Thursday, March 08, 2012

Current Curiosities

There's an old (2005) CD I dusted off, after hearing someone lament the unknown stature of the band that recorded it. I spun it while doing the housework, and thought, “Not bad.” I spun it again while taxiing the daughters to their various gigs, and thought, “Actually, this is pretty damn good.” Somewhere around the half-dozenth spin I was thinking, “Why aren't these guys a household name?”

Breaks Co-Op
— originally from New Zealand, now residing London, UK — have a unique and entirely palatable sound. It's hard to pin down. Apple calls it “Electronica,” someone else qualified it as “House.” I'm catching traces of Peter Gabriel and Talking Heads, Paul Simon and Trap Door-era T Bone Burnett — “World Beat,” I suppose. But then I'm also catching Buffalo Springfield, so what are you going to do with that? Any way you want to cut and dry their sound, Breaks Co-Op is deeply infectious. You should retrieve your own copy of The Sound Inside and give a spin or two, just to see if you don't find yourself listening to it for the half-dozenth time and thinking . . . there's something happening here.

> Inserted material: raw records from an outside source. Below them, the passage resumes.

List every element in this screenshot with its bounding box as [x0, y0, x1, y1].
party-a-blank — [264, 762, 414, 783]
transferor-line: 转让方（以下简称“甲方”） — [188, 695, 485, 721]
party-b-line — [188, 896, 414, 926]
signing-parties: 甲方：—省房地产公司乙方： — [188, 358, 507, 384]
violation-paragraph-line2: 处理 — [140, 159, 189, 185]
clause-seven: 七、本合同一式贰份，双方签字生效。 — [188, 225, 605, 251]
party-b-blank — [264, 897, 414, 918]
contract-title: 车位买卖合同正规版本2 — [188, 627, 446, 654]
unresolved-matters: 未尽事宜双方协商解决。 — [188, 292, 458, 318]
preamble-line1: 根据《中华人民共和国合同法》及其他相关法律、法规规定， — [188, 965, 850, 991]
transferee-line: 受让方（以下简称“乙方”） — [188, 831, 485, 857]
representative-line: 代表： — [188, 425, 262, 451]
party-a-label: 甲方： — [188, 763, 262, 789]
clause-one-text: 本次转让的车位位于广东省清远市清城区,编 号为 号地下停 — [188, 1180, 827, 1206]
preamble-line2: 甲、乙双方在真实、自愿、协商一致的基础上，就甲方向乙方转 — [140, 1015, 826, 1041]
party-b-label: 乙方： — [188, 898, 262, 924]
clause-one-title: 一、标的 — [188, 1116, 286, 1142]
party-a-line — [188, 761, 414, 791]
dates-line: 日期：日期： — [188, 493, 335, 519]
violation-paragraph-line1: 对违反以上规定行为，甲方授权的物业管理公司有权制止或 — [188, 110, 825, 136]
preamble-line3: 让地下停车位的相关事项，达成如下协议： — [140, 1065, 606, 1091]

Speaking of infectious: Here We Go Magic has released their first single, “Make Up Your Mind,” from their forthcoming album, A Different Ship due out in early May. It's got a lot of what I like, particularly in its West African-style guitar riff. Stream it, or even download the mp3, over here. And if the spectre of young women in their skivvies contorting in a squeamish state of erotic despair is your thing, by all means watch the creepy video, too.
"Gasp! Is that ... Plotto?!"
The case for bricks-and-mortar bookstores: some books really should be bought on spec, and not in good faith. Philip K. Dick's Exegesis is chief among them. Having skimmed through In Pursuit Of VALIS, the earlier Reader's Digest version of the Exegesis, I'm inclined to trust Rob Latham's judgement: Dick's metaphysics are best absorbed in his fiction, which has the incalculable benefit of having being written with publication in mind. And yet, and yet . . . looking at the list of contributors adding annotation to Dick's tome, I am still sorely tempted. (Addendum: r. crumb gives you his summary.)

Also worth a glance, if not a purchase, Plotto by William Wallace Cook. Its press makes it sound a bit like the first “Choose Your Own Adventure” book. But I could also envision (vaguely, at this point) a novel in which this book attempts to enforce a plot on the central character, and even the reader. Did Plotto anticipate the meta-plot? If so, this book poses a threat to life as we know it — and belongs on my shelf. (Addendum: uh-oh: Lytle Shaw knows!)